We then checked how height (in shoes), weight, wingspan, maximum vertical and sprint time of drafted players changed over time (basketball position based). Since the samples for time period 2000 or earlier were very small for certain measurements, we did not include them in for all stats.


We can see that there are very little differences in height of drafted players over time. Additional analysis revealed that there were actually no statistically significant differences.


We can see that there are very little differences in weight of drafted players over time. It seems like players are on average lighter nowadays than they were more than a decade ago, but additional analysis revealed that the differences were not statistically significant.


Except for slightly shorter wingspan of centers, there are little and statistically not significant differences in measured wingspans of drafted players over time.


Again, there seem to be certain observable differences over time, but additional statistical analysis revealed that differences in maximum vertical by position are not statistically significant over time. We find it quite interesting that there are almost no differences in average vertical leap between PGs, SGs and SFs.

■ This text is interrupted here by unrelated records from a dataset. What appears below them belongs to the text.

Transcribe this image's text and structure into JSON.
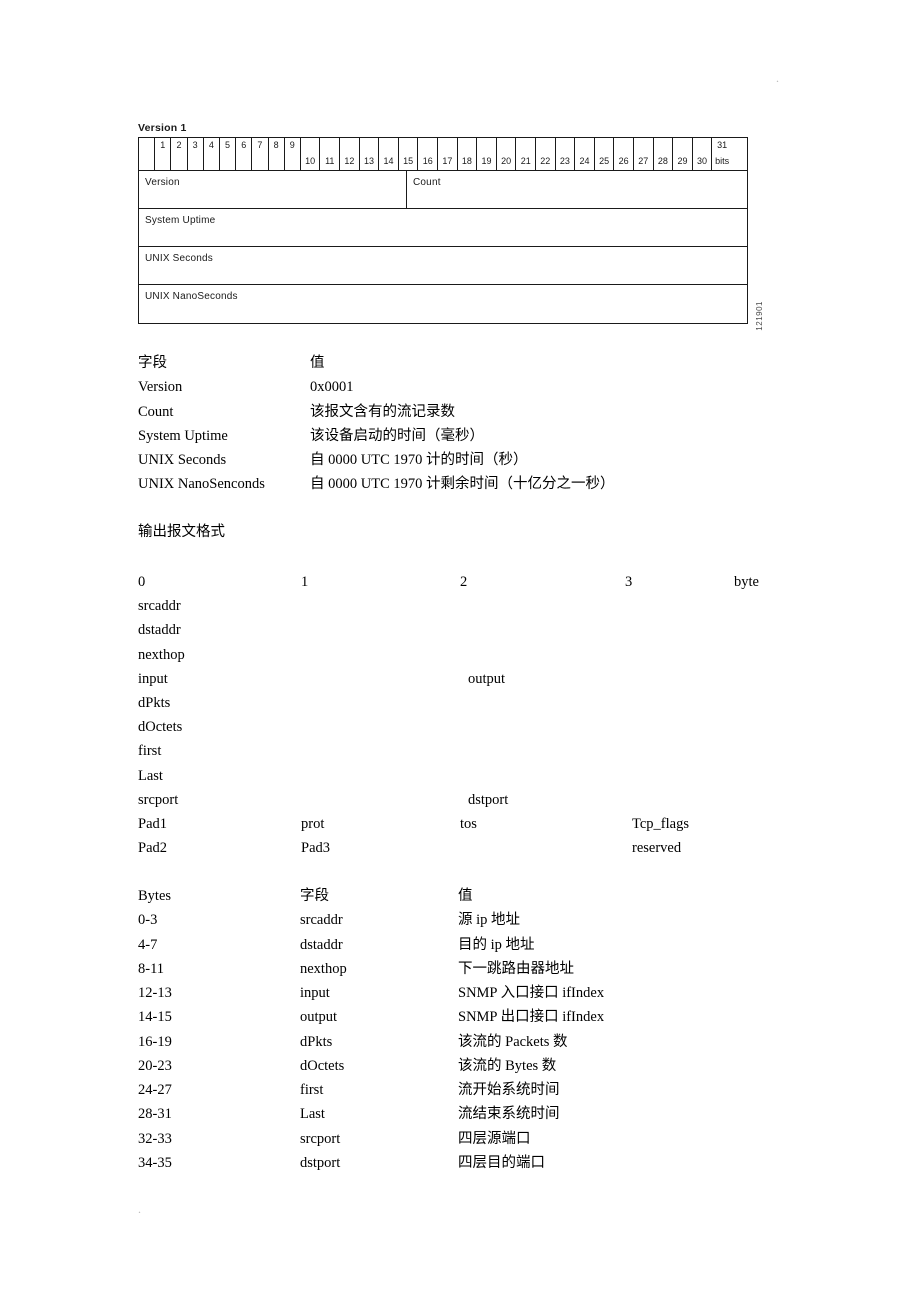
{
  "page_marks": {
    "top_right": ".",
    "bottom_left": "."
  },
  "figure": {
    "caption": "Version 1",
    "figure_id": "121901",
    "bit_ruler": {
      "cells": [
        {
          "top": "",
          "bottom": "",
          "width": "narrow"
        },
        {
          "top": "1",
          "bottom": "",
          "width": "narrow"
        },
        {
          "top": "2",
          "bottom": "",
          "width": "narrow"
        },
        {
          "top": "3",
          "bottom": "",
          "width": "narrow"
        },
        {
          "top": "4",
          "bottom": "",
          "width": "narrow"
        },
        {
          "top": "5",
          "bottom": "",
          "width": "narrow"
        },
        {
          "top": "6",
          "bottom": "",
          "width": "narrow"
        },
        {
          "top": "7",
          "bottom": "",
          "width": "narrow"
        },
        {
          "top": "8",
          "bottom": "",
          "width": "narrow"
        },
        {
          "top": "9",
          "bottom": "",
          "width": "narrow"
        },
        {
          "top": "",
          "bottom": "10",
          "width": "wide"
        },
        {
          "top": "",
          "bottom": "11",
          "width": "wide"
        },
        {
          "top": "",
          "bottom": "12",
          "width": "wide"
        },
        {
          "top": "",
          "bottom": "13",
          "width": "wide"
        },
        {
          "top": "",
          "bottom": "14",
          "width": "wide"
        },
        {
          "top": "",
          "bottom": "15",
          "width": "wide"
        },
        {
          "top": "",
          "bottom": "16",
          "width": "wide"
        },
        {
          "top": "",
          "bottom": "17",
          "width": "wide"
        },
        {
          "top": "",
          "bottom": "18",
          "width": "wide"
        },
        {
          "top": "",
          "bottom": "19",
          "width": "wide"
        },
        {
          "top": "",
          "bottom": "20",
          "width": "wide"
        },
        {
          "top": "",
          "bottom": "21",
          "width": "wide"
        },
        {
          "top": "",
          "bottom": "22",
          "width": "wide"
        },
        {
          "top": "",
          "bottom": "23",
          "width": "wide"
        },
        {
          "top": "",
          "bottom": "24",
          "width": "wide"
        },
        {
          "top": "",
          "bottom": "25",
          "width": "wide"
        },
        {
          "top": "",
          "bottom": "26",
          "width": "wide"
        },
        {
          "top": "",
          "bottom": "27",
          "width": "wide"
        },
        {
          "top": "",
          "bottom": "28",
          "width": "wide"
        },
        {
          "top": "",
          "bottom": "29",
          "width": "wide"
        },
        {
          "top": "",
          "bottom": "30",
          "width": "wide"
        },
        {
          "top": "31",
          "bottom": "bits",
          "width": "wide"
        }
      ]
    },
    "rows": [
      {
        "left": "Version",
        "right": "Count"
      },
      {
        "left": "System Uptime"
      },
      {
        "left": "UNIX Seconds"
      },
      {
        "left": "UNIX NanoSeconds"
      }
    ]
  },
  "header_table": {
    "rows": [
      {
        "field": "字段",
        "value": "值"
      },
      {
        "field": "Version",
        "value": "0x0001"
      },
      {
        "field": "Count",
        "value": "该报文含有的流记录数"
      },
      {
        "field": "System Uptime",
        "value": "该设备启动的时间（毫秒）"
      },
      {
        "field": "UNIX Seconds",
        "value": "自 0000 UTC 1970 计的时间（秒）"
      },
      {
        "field": "UNIX NanoSenconds",
        "value": "自 0000 UTC 1970 计剩余时间（十亿分之一秒）"
      }
    ]
  },
  "section": {
    "heading": "输出报文格式"
  },
  "flow_layout": {
    "ruler": {
      "b0": "0",
      "b1": "1",
      "b2": "2",
      "b3": "3",
      "unit": "byte"
    },
    "rows": [
      {
        "c0": "srcaddr"
      },
      {
        "c0": "dstaddr"
      },
      {
        "c0": "nexthop"
      },
      {
        "c0": "input",
        "c2b": "output"
      },
      {
        "c0": "dPkts"
      },
      {
        "c0": "dOctets"
      },
      {
        "c0": "first"
      },
      {
        "c0": "Last"
      },
      {
        "c0": "srcport",
        "c2b": "dstport"
      },
      {
        "c0": "Pad1",
        "c1": "prot",
        "c2": "tos",
        "c3": "Tcp_flags"
      },
      {
        "c0": "Pad2",
        "c1": "Pad3",
        "c3": "reserved"
      }
    ]
  },
  "bytes_table": {
    "rows": [
      {
        "bytes": "Bytes",
        "field": "字段",
        "value": "值"
      },
      {
        "bytes": "0-3",
        "field": "srcaddr",
        "value": "源 ip 地址"
      },
      {
        "bytes": "4-7",
        "field": "dstaddr",
        "value": "目的 ip 地址"
      },
      {
        "bytes": "8-11",
        "field": "nexthop",
        "value": "下一跳路由器地址"
      },
      {
        "bytes": "12-13",
        "field": "input",
        "value": "SNMP 入口接口 ifIndex"
      },
      {
        "bytes": "14-15",
        "field": "output",
        "value": "SNMP 出口接口 ifIndex"
      },
      {
        "bytes": "16-19",
        "field": "dPkts",
        "value": "该流的 Packets 数"
      },
      {
        "bytes": "20-23",
        "field": "dOctets",
        "value": "该流的 Bytes 数"
      },
      {
        "bytes": "24-27",
        "field": "first",
        "value": "流开始系统时间"
      },
      {
        "bytes": "28-31",
        "field": "Last",
        "value": "流结束系统时间"
      },
      {
        "bytes": "32-33",
        "field": "srcport",
        "value": "四层源端口"
      },
      {
        "bytes": "34-35",
        "field": "dstport",
        "value": "四层目的端口"
      }
    ]
  }
}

This time it actually looks like players are getting slower over time, but the differences in sprint times are still not statistically significant due to high variability of predraft results. This could also be attributed to small samples, so it only makes sense to compare all players of all positions in different periods of time, properly weighted so that there would be equal numbers of all positions represented in each of the time period samples.

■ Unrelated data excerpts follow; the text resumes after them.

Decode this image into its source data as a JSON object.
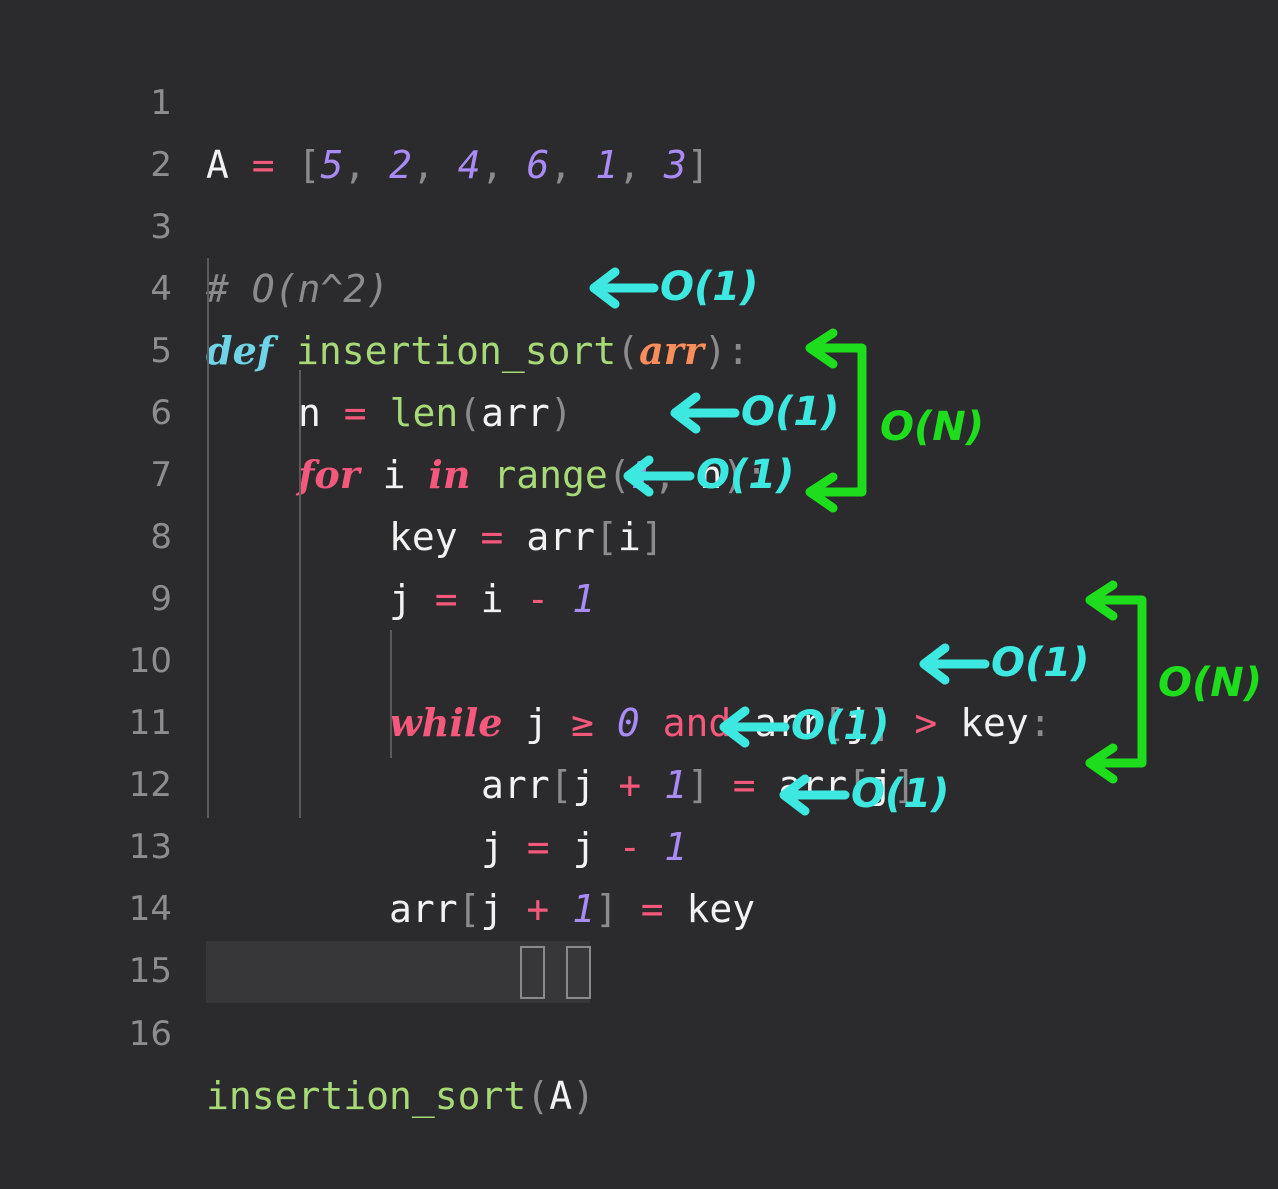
{
  "editor": {
    "theme": "dark",
    "background": "#2b2b2d",
    "gutter_color": "#8d8d8f",
    "active_line_background": "#37373a",
    "language": "python",
    "total_lines": 16
  },
  "line_numbers": [
    "1",
    "2",
    "3",
    "4",
    "5",
    "6",
    "7",
    "8",
    "9",
    "10",
    "11",
    "12",
    "13",
    "14",
    "15",
    "16"
  ],
  "code_lines": [
    {
      "number": "1",
      "indent": 0,
      "tokens": [
        {
          "text": "A",
          "kind": "var"
        },
        {
          "text": " ",
          "kind": "plain"
        },
        {
          "text": "=",
          "kind": "op"
        },
        {
          "text": " ",
          "kind": "plain"
        },
        {
          "text": "[",
          "kind": "punct"
        },
        {
          "text": "5",
          "kind": "num"
        },
        {
          "text": ",",
          "kind": "punct"
        },
        {
          "text": " ",
          "kind": "plain"
        },
        {
          "text": "2",
          "kind": "num"
        },
        {
          "text": ",",
          "kind": "punct"
        },
        {
          "text": " ",
          "kind": "plain"
        },
        {
          "text": "4",
          "kind": "num"
        },
        {
          "text": ",",
          "kind": "punct"
        },
        {
          "text": " ",
          "kind": "plain"
        },
        {
          "text": "6",
          "kind": "num"
        },
        {
          "text": ",",
          "kind": "punct"
        },
        {
          "text": " ",
          "kind": "plain"
        },
        {
          "text": "1",
          "kind": "num"
        },
        {
          "text": ",",
          "kind": "punct"
        },
        {
          "text": " ",
          "kind": "plain"
        },
        {
          "text": "3",
          "kind": "num"
        },
        {
          "text": "]",
          "kind": "punct"
        }
      ],
      "plain": "A = [5, 2, 4, 6, 1, 3]"
    },
    {
      "number": "2",
      "indent": 0,
      "tokens": [],
      "plain": ""
    },
    {
      "number": "3",
      "indent": 0,
      "tokens": [
        {
          "text": "# O(n^2)",
          "kind": "comment"
        }
      ],
      "plain": "# O(n^2)"
    },
    {
      "number": "4",
      "indent": 0,
      "tokens": [
        {
          "text": "def",
          "kind": "def"
        },
        {
          "text": " ",
          "kind": "plain"
        },
        {
          "text": "insertion_sort",
          "kind": "fn"
        },
        {
          "text": "(",
          "kind": "punct"
        },
        {
          "text": "arr",
          "kind": "param"
        },
        {
          "text": ")",
          "kind": "punct"
        },
        {
          "text": ":",
          "kind": "punct"
        }
      ],
      "plain": "def insertion_sort(arr):"
    },
    {
      "number": "5",
      "indent": 1,
      "tokens": [
        {
          "text": "n",
          "kind": "var"
        },
        {
          "text": " ",
          "kind": "plain"
        },
        {
          "text": "=",
          "kind": "op"
        },
        {
          "text": " ",
          "kind": "plain"
        },
        {
          "text": "len",
          "kind": "builtin"
        },
        {
          "text": "(",
          "kind": "punct"
        },
        {
          "text": "arr",
          "kind": "var"
        },
        {
          "text": ")",
          "kind": "punct"
        }
      ],
      "plain": "    n = len(arr)"
    },
    {
      "number": "6",
      "indent": 1,
      "tokens": [
        {
          "text": "for",
          "kind": "kw"
        },
        {
          "text": " ",
          "kind": "plain"
        },
        {
          "text": "i",
          "kind": "var"
        },
        {
          "text": " ",
          "kind": "plain"
        },
        {
          "text": "in",
          "kind": "kw"
        },
        {
          "text": " ",
          "kind": "plain"
        },
        {
          "text": "range",
          "kind": "builtin"
        },
        {
          "text": "(",
          "kind": "punct"
        },
        {
          "text": "1",
          "kind": "num"
        },
        {
          "text": ",",
          "kind": "punct"
        },
        {
          "text": " ",
          "kind": "plain"
        },
        {
          "text": "n",
          "kind": "var"
        },
        {
          "text": ")",
          "kind": "punct"
        },
        {
          "text": ":",
          "kind": "punct"
        }
      ],
      "plain": "    for i in range(1, n):"
    },
    {
      "number": "7",
      "indent": 2,
      "tokens": [
        {
          "text": "key",
          "kind": "var"
        },
        {
          "text": " ",
          "kind": "plain"
        },
        {
          "text": "=",
          "kind": "op"
        },
        {
          "text": " ",
          "kind": "plain"
        },
        {
          "text": "arr",
          "kind": "var"
        },
        {
          "text": "[",
          "kind": "punct"
        },
        {
          "text": "i",
          "kind": "var"
        },
        {
          "text": "]",
          "kind": "punct"
        }
      ],
      "plain": "        key = arr[i]"
    },
    {
      "number": "8",
      "indent": 2,
      "tokens": [
        {
          "text": "j",
          "kind": "var"
        },
        {
          "text": " ",
          "kind": "plain"
        },
        {
          "text": "=",
          "kind": "op"
        },
        {
          "text": " ",
          "kind": "plain"
        },
        {
          "text": "i",
          "kind": "var"
        },
        {
          "text": " ",
          "kind": "plain"
        },
        {
          "text": "-",
          "kind": "op"
        },
        {
          "text": " ",
          "kind": "plain"
        },
        {
          "text": "1",
          "kind": "num"
        }
      ],
      "plain": "        j = i - 1"
    },
    {
      "number": "9",
      "indent": 0,
      "tokens": [],
      "plain": ""
    },
    {
      "number": "10",
      "indent": 2,
      "tokens": [
        {
          "text": "while",
          "kind": "kw"
        },
        {
          "text": " ",
          "kind": "plain"
        },
        {
          "text": "j",
          "kind": "var"
        },
        {
          "text": " ",
          "kind": "plain"
        },
        {
          "text": "≥",
          "kind": "op"
        },
        {
          "text": " ",
          "kind": "plain"
        },
        {
          "text": "0",
          "kind": "num"
        },
        {
          "text": " ",
          "kind": "plain"
        },
        {
          "text": "and",
          "kind": "kw-op"
        },
        {
          "text": " ",
          "kind": "plain"
        },
        {
          "text": "arr",
          "kind": "var"
        },
        {
          "text": "[",
          "kind": "punct"
        },
        {
          "text": "j",
          "kind": "var"
        },
        {
          "text": "]",
          "kind": "punct"
        },
        {
          "text": " ",
          "kind": "plain"
        },
        {
          "text": ">",
          "kind": "op"
        },
        {
          "text": " ",
          "kind": "plain"
        },
        {
          "text": "key",
          "kind": "var"
        },
        {
          "text": ":",
          "kind": "punct"
        }
      ],
      "plain": "        while j >= 0 and arr[j] > key:"
    },
    {
      "number": "11",
      "indent": 3,
      "tokens": [
        {
          "text": "arr",
          "kind": "var"
        },
        {
          "text": "[",
          "kind": "punct"
        },
        {
          "text": "j",
          "kind": "var"
        },
        {
          "text": " ",
          "kind": "plain"
        },
        {
          "text": "+",
          "kind": "op"
        },
        {
          "text": " ",
          "kind": "plain"
        },
        {
          "text": "1",
          "kind": "num"
        },
        {
          "text": "]",
          "kind": "punct"
        },
        {
          "text": " ",
          "kind": "plain"
        },
        {
          "text": "=",
          "kind": "op"
        },
        {
          "text": " ",
          "kind": "plain"
        },
        {
          "text": "arr",
          "kind": "var"
        },
        {
          "text": "[",
          "kind": "punct"
        },
        {
          "text": "j",
          "kind": "var"
        },
        {
          "text": "]",
          "kind": "punct"
        }
      ],
      "plain": "            arr[j + 1] = arr[j]"
    },
    {
      "number": "12",
      "indent": 3,
      "tokens": [
        {
          "text": "j",
          "kind": "var"
        },
        {
          "text": " ",
          "kind": "plain"
        },
        {
          "text": "=",
          "kind": "op"
        },
        {
          "text": " ",
          "kind": "plain"
        },
        {
          "text": "j",
          "kind": "var"
        },
        {
          "text": " ",
          "kind": "plain"
        },
        {
          "text": "-",
          "kind": "op"
        },
        {
          "text": " ",
          "kind": "plain"
        },
        {
          "text": "1",
          "kind": "num"
        }
      ],
      "plain": "            j = j - 1"
    },
    {
      "number": "13",
      "indent": 2,
      "tokens": [
        {
          "text": "arr",
          "kind": "var"
        },
        {
          "text": "[",
          "kind": "punct"
        },
        {
          "text": "j",
          "kind": "var"
        },
        {
          "text": " ",
          "kind": "plain"
        },
        {
          "text": "+",
          "kind": "op"
        },
        {
          "text": " ",
          "kind": "plain"
        },
        {
          "text": "1",
          "kind": "num"
        },
        {
          "text": "]",
          "kind": "punct"
        },
        {
          "text": " ",
          "kind": "plain"
        },
        {
          "text": "=",
          "kind": "op"
        },
        {
          "text": " ",
          "kind": "plain"
        },
        {
          "text": "key",
          "kind": "var"
        }
      ],
      "plain": "        arr[j + 1] = key"
    },
    {
      "number": "14",
      "indent": 0,
      "tokens": [],
      "plain": ""
    },
    {
      "number": "15",
      "indent": 0,
      "tokens": [],
      "plain": ""
    },
    {
      "number": "16",
      "indent": 0,
      "active": true,
      "tokens": [
        {
          "text": "insertion_sort",
          "kind": "fn"
        },
        {
          "text": "(",
          "kind": "punct"
        },
        {
          "text": "A",
          "kind": "var"
        },
        {
          "text": ")",
          "kind": "punct"
        }
      ],
      "plain": "insertion_sort(A)"
    }
  ],
  "annotations": {
    "color_cyan": "#3ce8e0",
    "color_green": "#1ddd1d",
    "complexity_marks": [
      {
        "id": "o1-line5",
        "label": "O(1)",
        "color": "cyan",
        "target_line": "5"
      },
      {
        "id": "o1-line7",
        "label": "O(1)",
        "color": "cyan",
        "target_line": "7"
      },
      {
        "id": "o1-line8",
        "label": "O(1)",
        "color": "cyan",
        "target_line": "8"
      },
      {
        "id": "o1-line11",
        "label": "O(1)",
        "color": "cyan",
        "target_line": "11"
      },
      {
        "id": "o1-line12",
        "label": "O(1)",
        "color": "cyan",
        "target_line": "12"
      },
      {
        "id": "o1-line13",
        "label": "O(1)",
        "color": "cyan",
        "target_line": "13"
      }
    ],
    "loop_brackets": [
      {
        "id": "on-for-loop",
        "label": "O(N)",
        "color": "green",
        "spans_lines": [
          "6",
          "8"
        ]
      },
      {
        "id": "on-while-loop",
        "label": "O(N)",
        "color": "green",
        "spans_lines": [
          "10",
          "12"
        ]
      }
    ],
    "overall_complexity_comment": "# O(n^2)"
  }
}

The results of our analysis of all players, no matter their positions, are pretty much the same as the results for individual positions. We did not observe any statistically significant differences in height in shoes, weight, wingspan, maximum vertical and other measured physical characteristics, such as height without shoes, standing reach, agility, body fat or no-step vertical. The only statistically significant difference was in sprint times – in predraft measurements between 2011-2016 drafted players were actually slower than those drafted in 2010 or earlier. It is true that there are less and less top draft picks participating in predraft camps and combines, but we still believe that overally the results are fairly representative.

Nevertheless, we have to say that the results are rather boring, however they still serve their purpose. Now we can say with confidence that just before they start with their NBA careers, draftees are physically no superior to those drafted 10, 15, 20 or even more years ago. But it would be very interesting to investigate how certain physical characteristics change once they start training and practicing in a highly professional sports environment.